Second, I wonder if we truly appreciate what we have received in the Lord. Salvation involved the incredible sacrifice of Jesus Christ. We praise Him on Sunday, but as soon as the services end, our thoughts quickly turn to ball games, food, and things of this life. Things that will not last. Things that hold no value to Heaven. Have we taken for granted the incredible riches that are only in Christ? Do we understand how bankrupt we were before Christ? The blessed are the poor, which begins the beatitudes is not about third world countries. It is about you and I. It’s about those who realize how empty their hearts were and how miserable their lives were spiritually. It’s about those who understood only in Christ can I find true life and true riches.
Third, Paul understood the incredible gift in Christ. Over and over salvation is viewed as a gift of God. The Lord doesn’t owe us salvation. The Lord didn’t have to save us. What a wonderful and powerful demonstration of His love towards us. He became poor so that we could become rich. As poor, making others rich, is what Paul said in our verse today.
Paul was among the richest people on this planet. You’d never know it by his clothes. What he had in his house never showed it. No bank accounts would prove it. Yet, in Christ, he was Heaven bound. He found in the Lord what true wealth is.
Great reminders for us in a culture that is saturated with stuff and obsessed with image. The storeroom looks nice, but the warehouse is empty. So, true is that of so many lives. We easily can place too much emphasis upon the outside, while neglecting the inside.

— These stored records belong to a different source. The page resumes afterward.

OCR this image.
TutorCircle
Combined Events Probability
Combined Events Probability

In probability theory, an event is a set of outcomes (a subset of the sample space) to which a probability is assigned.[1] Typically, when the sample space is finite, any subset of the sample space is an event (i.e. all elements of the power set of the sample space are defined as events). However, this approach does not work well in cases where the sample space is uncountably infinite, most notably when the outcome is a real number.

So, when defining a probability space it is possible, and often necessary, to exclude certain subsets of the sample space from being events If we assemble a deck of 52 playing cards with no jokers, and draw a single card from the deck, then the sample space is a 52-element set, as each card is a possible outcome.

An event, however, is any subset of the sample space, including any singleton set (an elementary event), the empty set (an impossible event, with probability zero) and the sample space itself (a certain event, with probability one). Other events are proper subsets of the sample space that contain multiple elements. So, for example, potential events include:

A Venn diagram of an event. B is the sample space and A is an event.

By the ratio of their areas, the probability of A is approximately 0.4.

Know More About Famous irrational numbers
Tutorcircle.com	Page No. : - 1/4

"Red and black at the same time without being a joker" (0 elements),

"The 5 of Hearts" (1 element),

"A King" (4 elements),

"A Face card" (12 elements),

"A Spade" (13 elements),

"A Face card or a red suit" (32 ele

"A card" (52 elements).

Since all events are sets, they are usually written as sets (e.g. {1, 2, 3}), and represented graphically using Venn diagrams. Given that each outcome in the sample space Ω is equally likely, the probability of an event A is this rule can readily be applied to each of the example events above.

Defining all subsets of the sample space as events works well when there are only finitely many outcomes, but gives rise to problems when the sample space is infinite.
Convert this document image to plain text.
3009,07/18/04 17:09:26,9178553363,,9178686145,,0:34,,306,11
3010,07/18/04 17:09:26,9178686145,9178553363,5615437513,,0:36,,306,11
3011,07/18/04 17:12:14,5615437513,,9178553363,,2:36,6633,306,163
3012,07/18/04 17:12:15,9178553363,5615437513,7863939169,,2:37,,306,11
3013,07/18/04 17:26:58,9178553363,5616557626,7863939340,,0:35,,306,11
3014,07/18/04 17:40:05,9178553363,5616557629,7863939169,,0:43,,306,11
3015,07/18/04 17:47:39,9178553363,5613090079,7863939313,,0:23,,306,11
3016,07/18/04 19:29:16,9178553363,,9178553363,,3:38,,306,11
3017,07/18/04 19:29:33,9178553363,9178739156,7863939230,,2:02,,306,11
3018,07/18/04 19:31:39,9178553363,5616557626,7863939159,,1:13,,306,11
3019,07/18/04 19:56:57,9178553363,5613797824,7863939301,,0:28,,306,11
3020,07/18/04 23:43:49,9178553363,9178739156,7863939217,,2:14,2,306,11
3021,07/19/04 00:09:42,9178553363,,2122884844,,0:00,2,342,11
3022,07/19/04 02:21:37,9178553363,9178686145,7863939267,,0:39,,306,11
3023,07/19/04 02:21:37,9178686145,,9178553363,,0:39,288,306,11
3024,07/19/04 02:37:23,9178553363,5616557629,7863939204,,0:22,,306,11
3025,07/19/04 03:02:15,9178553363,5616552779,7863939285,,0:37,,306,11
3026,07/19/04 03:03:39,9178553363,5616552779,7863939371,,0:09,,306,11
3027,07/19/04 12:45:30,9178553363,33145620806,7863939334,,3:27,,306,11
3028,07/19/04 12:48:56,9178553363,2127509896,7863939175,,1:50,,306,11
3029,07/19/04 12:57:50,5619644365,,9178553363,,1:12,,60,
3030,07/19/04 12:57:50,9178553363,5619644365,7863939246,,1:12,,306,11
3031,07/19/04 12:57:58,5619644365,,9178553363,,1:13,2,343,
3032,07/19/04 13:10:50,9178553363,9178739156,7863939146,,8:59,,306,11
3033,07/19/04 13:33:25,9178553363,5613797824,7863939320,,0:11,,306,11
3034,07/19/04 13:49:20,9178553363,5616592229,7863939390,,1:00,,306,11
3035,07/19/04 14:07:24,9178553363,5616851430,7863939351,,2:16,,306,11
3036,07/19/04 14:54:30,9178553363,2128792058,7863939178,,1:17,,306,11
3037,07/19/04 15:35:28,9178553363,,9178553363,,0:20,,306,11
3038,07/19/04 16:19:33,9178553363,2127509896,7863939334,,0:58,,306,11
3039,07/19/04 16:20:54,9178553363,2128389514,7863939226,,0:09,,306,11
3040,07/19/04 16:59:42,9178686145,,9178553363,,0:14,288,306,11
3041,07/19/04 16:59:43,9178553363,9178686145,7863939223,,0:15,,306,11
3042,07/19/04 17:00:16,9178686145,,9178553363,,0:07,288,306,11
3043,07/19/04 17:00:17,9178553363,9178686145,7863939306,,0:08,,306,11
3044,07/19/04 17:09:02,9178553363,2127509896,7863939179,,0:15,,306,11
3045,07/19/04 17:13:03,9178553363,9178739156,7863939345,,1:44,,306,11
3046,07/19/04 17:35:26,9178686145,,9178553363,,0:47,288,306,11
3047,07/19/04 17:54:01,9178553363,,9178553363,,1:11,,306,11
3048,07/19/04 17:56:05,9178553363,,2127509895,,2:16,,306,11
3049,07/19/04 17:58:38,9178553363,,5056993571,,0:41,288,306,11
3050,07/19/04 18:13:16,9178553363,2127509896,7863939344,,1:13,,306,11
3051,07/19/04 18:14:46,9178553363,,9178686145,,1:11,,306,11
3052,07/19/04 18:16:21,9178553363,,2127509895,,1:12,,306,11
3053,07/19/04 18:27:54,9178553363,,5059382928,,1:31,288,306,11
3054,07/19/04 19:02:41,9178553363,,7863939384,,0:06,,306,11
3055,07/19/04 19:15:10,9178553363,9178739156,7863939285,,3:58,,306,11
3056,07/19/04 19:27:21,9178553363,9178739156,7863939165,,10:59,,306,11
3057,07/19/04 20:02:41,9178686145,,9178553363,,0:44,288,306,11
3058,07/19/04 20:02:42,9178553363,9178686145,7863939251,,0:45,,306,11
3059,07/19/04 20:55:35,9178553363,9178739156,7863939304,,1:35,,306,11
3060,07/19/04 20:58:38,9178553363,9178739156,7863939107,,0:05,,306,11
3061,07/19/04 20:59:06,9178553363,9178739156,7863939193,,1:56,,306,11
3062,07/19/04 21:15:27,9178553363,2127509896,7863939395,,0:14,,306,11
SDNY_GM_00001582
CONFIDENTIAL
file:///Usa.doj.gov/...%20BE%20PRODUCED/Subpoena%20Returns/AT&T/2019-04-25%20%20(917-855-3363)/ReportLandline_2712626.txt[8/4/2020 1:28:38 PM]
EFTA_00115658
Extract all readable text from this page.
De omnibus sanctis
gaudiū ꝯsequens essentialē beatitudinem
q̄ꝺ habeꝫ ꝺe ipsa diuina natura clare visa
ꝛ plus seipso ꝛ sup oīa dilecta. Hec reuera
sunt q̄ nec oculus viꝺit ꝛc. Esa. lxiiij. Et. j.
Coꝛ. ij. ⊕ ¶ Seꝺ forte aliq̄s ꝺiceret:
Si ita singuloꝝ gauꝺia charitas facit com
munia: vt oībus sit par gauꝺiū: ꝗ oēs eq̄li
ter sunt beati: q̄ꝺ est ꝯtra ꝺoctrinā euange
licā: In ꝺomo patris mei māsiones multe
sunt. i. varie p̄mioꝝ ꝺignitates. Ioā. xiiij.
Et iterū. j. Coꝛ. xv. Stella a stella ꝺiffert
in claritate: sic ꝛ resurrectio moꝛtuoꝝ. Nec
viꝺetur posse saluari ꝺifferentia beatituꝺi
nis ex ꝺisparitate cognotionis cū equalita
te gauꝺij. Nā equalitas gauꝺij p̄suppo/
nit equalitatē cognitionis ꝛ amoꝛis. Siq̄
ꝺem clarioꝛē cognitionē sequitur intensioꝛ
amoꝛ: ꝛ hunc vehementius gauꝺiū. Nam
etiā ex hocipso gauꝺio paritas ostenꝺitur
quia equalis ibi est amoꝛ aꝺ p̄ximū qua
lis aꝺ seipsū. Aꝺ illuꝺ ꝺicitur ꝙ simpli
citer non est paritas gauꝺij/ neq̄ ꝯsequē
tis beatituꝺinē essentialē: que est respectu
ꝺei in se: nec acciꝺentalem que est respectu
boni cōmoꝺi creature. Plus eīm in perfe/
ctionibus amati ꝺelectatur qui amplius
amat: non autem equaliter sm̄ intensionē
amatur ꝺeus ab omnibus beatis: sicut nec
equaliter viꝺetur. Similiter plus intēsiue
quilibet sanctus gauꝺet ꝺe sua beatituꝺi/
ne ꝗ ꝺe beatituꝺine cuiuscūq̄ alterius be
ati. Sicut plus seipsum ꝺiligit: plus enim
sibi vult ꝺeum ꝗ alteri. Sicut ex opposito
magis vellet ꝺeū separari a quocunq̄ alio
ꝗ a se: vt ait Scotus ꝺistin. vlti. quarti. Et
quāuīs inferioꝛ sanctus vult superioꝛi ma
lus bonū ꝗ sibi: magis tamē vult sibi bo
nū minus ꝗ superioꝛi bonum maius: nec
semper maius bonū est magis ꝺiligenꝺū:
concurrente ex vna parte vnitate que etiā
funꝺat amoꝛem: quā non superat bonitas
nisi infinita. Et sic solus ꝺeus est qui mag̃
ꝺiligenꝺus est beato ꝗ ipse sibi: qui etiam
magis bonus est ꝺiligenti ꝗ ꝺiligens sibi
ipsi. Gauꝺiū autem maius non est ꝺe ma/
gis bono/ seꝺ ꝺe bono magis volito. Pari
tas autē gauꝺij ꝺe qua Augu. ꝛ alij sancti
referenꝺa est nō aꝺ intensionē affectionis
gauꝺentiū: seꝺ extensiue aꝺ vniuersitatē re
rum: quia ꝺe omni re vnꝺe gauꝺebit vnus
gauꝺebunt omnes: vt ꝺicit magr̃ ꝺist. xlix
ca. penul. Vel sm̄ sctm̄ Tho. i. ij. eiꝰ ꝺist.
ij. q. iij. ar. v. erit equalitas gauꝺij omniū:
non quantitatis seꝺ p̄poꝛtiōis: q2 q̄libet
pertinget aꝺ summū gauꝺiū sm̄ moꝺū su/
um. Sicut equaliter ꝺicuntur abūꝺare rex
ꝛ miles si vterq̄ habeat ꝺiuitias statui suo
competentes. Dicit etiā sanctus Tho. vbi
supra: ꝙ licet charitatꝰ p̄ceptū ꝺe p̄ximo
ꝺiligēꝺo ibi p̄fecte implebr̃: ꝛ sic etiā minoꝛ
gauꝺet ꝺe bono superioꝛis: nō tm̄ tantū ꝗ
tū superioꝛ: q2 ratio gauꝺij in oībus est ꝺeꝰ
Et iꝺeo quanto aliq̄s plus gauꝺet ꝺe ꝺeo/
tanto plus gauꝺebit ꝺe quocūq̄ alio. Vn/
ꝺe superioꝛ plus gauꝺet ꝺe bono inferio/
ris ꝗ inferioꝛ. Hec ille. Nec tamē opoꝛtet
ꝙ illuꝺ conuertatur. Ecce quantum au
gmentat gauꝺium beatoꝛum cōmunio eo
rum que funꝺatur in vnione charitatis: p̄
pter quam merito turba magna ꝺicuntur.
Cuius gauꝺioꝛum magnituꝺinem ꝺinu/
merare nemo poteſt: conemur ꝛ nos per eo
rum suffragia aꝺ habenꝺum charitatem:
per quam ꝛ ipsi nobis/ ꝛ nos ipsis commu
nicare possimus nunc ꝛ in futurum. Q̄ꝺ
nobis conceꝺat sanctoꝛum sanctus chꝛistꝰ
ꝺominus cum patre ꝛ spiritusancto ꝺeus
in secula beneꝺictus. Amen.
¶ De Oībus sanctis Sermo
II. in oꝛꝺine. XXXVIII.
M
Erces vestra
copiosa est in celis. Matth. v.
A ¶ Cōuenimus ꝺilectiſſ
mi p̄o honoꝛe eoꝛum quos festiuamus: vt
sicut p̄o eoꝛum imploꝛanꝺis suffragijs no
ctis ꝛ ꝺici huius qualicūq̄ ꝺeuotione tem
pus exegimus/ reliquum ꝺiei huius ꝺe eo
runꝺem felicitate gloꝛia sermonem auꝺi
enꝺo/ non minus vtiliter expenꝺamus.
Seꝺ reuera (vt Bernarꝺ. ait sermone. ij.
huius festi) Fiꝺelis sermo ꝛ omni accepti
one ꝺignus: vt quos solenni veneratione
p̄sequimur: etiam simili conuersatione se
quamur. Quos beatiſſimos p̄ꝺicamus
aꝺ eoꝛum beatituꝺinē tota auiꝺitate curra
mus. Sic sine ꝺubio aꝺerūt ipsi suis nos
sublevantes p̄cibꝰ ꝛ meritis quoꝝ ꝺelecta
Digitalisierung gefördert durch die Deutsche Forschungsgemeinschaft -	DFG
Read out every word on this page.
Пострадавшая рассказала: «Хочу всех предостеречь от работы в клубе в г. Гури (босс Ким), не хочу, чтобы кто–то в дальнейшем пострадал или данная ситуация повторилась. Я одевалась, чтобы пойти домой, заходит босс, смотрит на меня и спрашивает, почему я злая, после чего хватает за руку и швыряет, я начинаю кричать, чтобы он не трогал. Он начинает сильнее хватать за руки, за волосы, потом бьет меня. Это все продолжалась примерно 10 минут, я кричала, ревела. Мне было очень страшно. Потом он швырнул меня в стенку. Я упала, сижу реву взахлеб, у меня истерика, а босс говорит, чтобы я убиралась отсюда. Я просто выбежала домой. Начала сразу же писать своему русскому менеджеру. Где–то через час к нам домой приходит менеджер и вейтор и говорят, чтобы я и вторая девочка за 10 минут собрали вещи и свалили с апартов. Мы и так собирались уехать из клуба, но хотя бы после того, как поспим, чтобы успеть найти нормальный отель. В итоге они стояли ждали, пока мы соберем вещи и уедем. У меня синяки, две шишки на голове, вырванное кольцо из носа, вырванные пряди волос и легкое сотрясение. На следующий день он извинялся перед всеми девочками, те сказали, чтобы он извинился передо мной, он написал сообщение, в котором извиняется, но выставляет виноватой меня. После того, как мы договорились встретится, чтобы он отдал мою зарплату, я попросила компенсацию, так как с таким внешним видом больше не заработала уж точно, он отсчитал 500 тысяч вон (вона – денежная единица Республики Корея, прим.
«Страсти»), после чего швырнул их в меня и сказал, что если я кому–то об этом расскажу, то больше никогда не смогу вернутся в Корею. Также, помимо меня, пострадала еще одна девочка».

I wonder what we’d think if Paul showed up at one of our congregations on a Sunday morning? Some might think he was a street bum. Some might ignore him because of his appearance. He may have smelled. It may have been a while since he ran a comb through his hair. Dirty, old clothes, would we pass him off as ignorant and not worthy of our time? I hope we would do better than that. I’d hope we’d give him a chance. More than that, I’d hope that we’d take him home and help him out.
That old apostle is sure enjoying the comforts of paradise today. Don’t let the riches and glitter of this life deceive you nor take your eyes off of the true riches in Christ.